As the perceived Democratic front-runner, Cardin, a 10-termcongressman, came under attack yesterday from members of both parties for his historic reliance on money from political action committees in his federal races.
"In 2004, 65 percent of his money came from corporate PACs," said Allan Lichtman, an American University history professor running in the Democratic primary. Such groups, Lichtman said, "are designed to uphold their own special interests" rather than the interests of Maryland voters.
Alcivar, the Steele spokesman, said that Cardin has taken in a "disproportionate" amount of money from corporate PACs. Still, Cardin said that about 75 percent of his contributions came from within Maryland, compared with Steele's 57 percent.
Lichtman said his quarterly report would show $320,000 in available cash, adding that his fundraising to date was "well enough to stay competitive."

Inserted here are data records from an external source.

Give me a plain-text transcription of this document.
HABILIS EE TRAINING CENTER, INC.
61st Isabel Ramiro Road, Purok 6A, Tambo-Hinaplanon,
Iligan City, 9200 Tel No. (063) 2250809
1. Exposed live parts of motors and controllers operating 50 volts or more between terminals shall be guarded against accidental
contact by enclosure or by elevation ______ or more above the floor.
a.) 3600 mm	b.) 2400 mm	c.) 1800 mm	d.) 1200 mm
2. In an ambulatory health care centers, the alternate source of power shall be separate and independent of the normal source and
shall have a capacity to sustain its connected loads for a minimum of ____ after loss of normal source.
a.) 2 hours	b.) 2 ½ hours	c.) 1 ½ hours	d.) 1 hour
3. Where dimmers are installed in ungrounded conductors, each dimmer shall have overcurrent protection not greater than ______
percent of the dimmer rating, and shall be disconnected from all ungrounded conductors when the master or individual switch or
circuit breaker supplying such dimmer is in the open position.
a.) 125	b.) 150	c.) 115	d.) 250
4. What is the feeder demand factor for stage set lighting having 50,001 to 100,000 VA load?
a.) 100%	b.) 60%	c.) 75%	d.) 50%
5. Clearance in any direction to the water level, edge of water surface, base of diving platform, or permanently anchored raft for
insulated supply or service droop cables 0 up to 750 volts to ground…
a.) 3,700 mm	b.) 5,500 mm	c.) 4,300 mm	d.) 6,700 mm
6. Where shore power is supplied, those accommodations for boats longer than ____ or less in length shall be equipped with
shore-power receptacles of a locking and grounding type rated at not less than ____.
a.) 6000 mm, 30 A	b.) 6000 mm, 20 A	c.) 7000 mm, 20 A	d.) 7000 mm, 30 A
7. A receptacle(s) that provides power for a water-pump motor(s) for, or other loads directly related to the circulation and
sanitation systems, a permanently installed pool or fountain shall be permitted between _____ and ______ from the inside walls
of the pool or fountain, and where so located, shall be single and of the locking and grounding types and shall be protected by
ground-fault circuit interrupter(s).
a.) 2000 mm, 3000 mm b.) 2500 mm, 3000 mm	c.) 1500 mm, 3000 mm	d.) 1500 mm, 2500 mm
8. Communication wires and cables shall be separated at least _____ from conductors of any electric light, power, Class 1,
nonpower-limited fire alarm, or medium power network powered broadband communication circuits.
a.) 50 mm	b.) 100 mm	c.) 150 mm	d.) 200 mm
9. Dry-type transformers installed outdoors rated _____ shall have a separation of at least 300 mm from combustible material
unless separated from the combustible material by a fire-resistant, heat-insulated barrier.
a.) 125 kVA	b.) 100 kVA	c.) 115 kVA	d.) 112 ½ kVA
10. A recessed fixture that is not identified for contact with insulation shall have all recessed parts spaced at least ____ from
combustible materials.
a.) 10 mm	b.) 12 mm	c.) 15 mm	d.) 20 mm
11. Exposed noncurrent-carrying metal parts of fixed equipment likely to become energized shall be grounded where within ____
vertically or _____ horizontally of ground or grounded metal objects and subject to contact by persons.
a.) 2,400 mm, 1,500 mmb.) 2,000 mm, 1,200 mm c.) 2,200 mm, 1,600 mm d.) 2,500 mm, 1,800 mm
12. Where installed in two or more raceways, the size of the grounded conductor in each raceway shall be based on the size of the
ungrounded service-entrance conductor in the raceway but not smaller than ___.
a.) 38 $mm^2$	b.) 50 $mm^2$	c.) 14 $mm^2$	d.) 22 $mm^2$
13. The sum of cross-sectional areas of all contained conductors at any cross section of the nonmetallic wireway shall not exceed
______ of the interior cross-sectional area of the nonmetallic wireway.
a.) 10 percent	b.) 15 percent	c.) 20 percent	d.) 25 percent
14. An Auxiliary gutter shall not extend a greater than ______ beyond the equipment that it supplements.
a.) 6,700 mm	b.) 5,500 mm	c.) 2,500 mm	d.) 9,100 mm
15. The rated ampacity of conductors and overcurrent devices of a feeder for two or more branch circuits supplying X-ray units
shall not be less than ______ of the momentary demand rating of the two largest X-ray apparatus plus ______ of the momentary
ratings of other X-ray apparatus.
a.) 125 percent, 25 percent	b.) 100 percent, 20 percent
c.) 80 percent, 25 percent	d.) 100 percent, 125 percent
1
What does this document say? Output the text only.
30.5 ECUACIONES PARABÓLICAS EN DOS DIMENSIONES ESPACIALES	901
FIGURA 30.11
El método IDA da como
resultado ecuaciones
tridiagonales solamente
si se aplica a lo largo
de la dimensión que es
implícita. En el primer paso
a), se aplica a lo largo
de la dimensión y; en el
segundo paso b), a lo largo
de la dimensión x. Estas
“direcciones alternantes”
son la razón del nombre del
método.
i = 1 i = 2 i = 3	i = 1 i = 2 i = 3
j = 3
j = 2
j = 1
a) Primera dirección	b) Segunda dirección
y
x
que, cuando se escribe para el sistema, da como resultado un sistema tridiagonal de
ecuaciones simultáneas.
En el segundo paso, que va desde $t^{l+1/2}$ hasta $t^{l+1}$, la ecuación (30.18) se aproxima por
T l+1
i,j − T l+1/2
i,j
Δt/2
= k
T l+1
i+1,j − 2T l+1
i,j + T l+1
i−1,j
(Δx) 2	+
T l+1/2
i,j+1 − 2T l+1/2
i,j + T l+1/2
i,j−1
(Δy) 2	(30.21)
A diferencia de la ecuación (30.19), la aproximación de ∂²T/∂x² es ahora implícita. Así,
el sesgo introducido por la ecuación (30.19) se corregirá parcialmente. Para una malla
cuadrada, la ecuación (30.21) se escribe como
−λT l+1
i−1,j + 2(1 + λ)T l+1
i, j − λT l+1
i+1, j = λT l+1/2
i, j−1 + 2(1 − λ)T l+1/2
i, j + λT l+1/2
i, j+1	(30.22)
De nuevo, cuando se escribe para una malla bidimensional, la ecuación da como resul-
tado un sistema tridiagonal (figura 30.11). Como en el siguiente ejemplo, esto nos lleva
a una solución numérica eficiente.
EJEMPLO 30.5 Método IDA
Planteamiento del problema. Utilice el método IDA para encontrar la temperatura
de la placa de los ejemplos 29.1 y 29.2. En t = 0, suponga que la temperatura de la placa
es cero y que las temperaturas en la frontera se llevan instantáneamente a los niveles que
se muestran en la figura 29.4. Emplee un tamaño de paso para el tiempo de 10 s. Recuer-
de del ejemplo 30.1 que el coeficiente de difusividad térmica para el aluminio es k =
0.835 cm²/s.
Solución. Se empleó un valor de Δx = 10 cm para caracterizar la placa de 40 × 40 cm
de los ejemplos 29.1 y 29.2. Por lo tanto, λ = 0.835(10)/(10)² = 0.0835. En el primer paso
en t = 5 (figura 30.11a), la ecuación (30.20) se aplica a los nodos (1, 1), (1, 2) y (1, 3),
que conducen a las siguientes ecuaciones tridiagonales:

The campaigns of former congressman and NAACP President Kweisi Mfume and forensic psychiatrist Lise Van Susteren would not disclose figures. Former Baltimore County Executive Dennis F. Rasmussen will not have to file a report until the end of the first quarter this year, as will Joshua Rales, a Montgomery County real estate investor who is expected to declare his candidacy later this month. All are Democrats.
Oren Shur, a spokesman for Cardin, said concern about PAC money was a distraction being fomented by Republicans.
"The national Republicans and our opponents will do everything they can to divert attention away from the fact that more than 4,000 individuals have contributed to Ben Cardin's campaign because they want an effective leader with strong principles to represent them in the U.S. Senate," he said.